What makes target shooting unique compared to traditional hunting is that it’s usually done from a stationary position. As a result, this can be a prime activity for utilizing a tripod with a spotting scope.
A spotting scope tends to have the magnification range. Therefore, if you want to see each detail possible, perhaps you need to get a spotting scope. However, make sure that you also get a tripod to use with a spotting scope.
On the other hand, hunting is an outdoor activity that comes in various forms. Therefore, depending on the type of hunting activity, it also makes sense to use a spotting scope. This is because spotting scopes have a good visual, especially when it comes to long distances. Even better, they are also great when you decide to take on a stationary position.
Also, when it involves hunting large game, spotting scopes can be excellent for setting up and taking a long shot.
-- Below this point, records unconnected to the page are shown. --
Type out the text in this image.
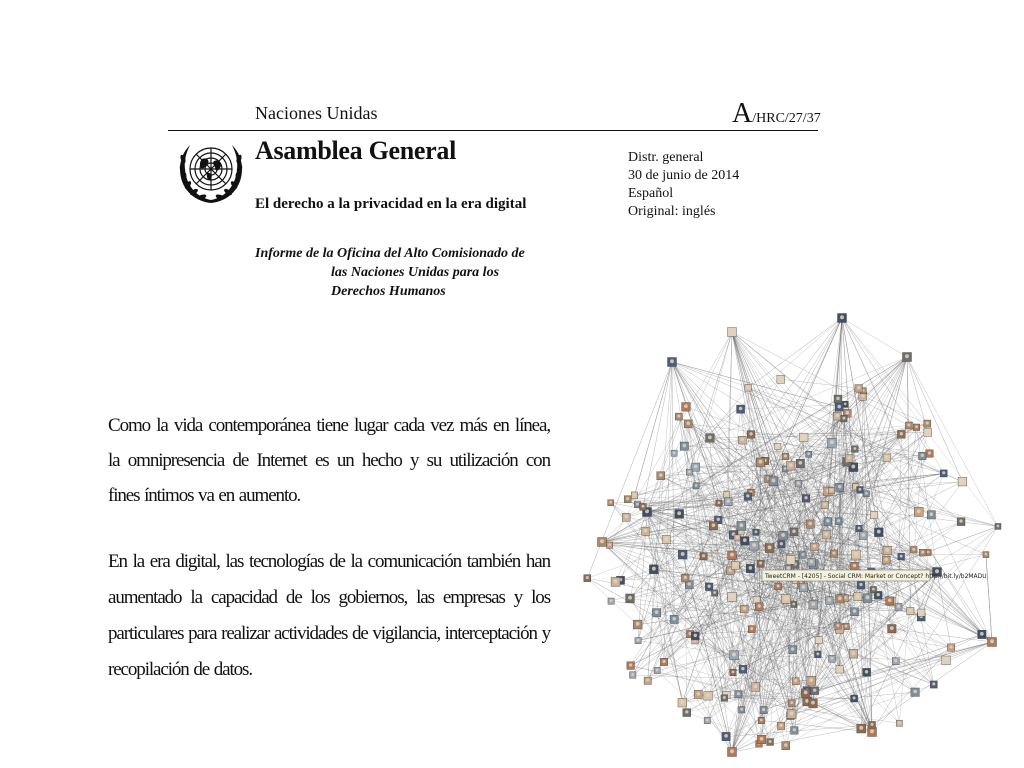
Naciones Unidas	A/HRC/27/37
Asamblea General
El derecho a la privacidad en la era digital
Informe de la Oficina del Alto Comisionado de
las Naciones Unidas para los
Derechos Humanos
Distr. general
30 de junio de 2014
Español
Original: inglés

Como la vida contemporánea tiene lugar cada vez más en línea, la omnipresencia de Internet es un hecho y su utilización con fines íntimos va en aumento.

En la era digital, las tecnologías de la comunicación también han aumentado la capacidad de los gobiernos, las empresas y los particulares para realizar actividades de vigilancia, interceptación y recopilación de datos.

TweetCRM - [4205] - Social CRM: Market or Concept? http://bit.ly/b2MADU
In other words, you need to get the right spotting scope if you decide to hunt large game.
How to use a spotting scope properly
It needs some skills set to use a spotting scope as it gives specific challenges. Keep in mind that purchasing a spotting scope doesn’t necessarily mean you need to get larger objective lenses. But this can be important if you want to use it in poor light to watch birds. Shooters usually use it in daylight conditions.
While bigger spotting scopes can be affected by the wind, you can still use them by seeking shelter behind a landscape feature or vehicle. In this way, you can reduce the effects of the wind on yourself and prevent carrying straps or loose cases flapping around the spotting scope.
A high-quality tripod is also important to the setup. Therefore, you should consider getting carbon tripods that tend to be light to transport, especially when covering long distances on foot.
Choosing a scope with the right eye relief can also be crucial. In this way, you can ensure that the spotting scope is steady and in good position. So take the time to feel comfortable without straining or bending the back to maintain position. It’s worth noting that continuous strain may add to muscle fatigue and loss of attention to the target. And, you can decide to sit down just behind the scope on the ground to get less buffeting.
If you decide to have long range shooting, it’s a good idea to stand closely in-line behind as well as above the person shooting so that they can see the flight path of the bullet. But if the spotting scope view is slightly displaced to a side, then there can be a lateral miss on your target.
There may also be a backstop just behind it, especially where an impact takes place. Unfortunately, there is a good chance that you can misinterpret this with the over the top miss. So you need to think of the bullet’s arc that can curve towards the ground when there is an increase in range.
Here is the deal, when aiming your spotting scope, make sure that you have a target. This target needs to be about one third of the view because a lot of what you want to see happens above the direct line of view.
After your focus on the potential target, then you can take the focus back a bit toward you. This needs to be at least a point half to two thirds of the distance of the flight from the muzzle of your rifle. It can be a great experience to watch a bullet hit precisely on a backstop.
Aside from this, you also need to relax your vision and gaze into the upper two thirds of the view’s field. This is where you may watch the trace while the bullet flies. Remember that flight time can be longer than the impact. Therefore, this can offer you a split-second advance alert of the flight path and where it’s likely to hit. However, you should be well-hydrated because there will be less blinking so that you can have a better vision.
After a couple of shots, then you can know the timing between the sound of the shot and viewing the trace. While moving to longer ranges, you may see the trace and its impact time that tends to increase before hearing any noise from the striking potential target.
There is usually a banana-like shape associated with the trace of the shot that deliberately gets into the lateral wind and it moves back for a perfect hit on the steel. This is a good sight that you can capture on your smartphone so that you can get engaging footage.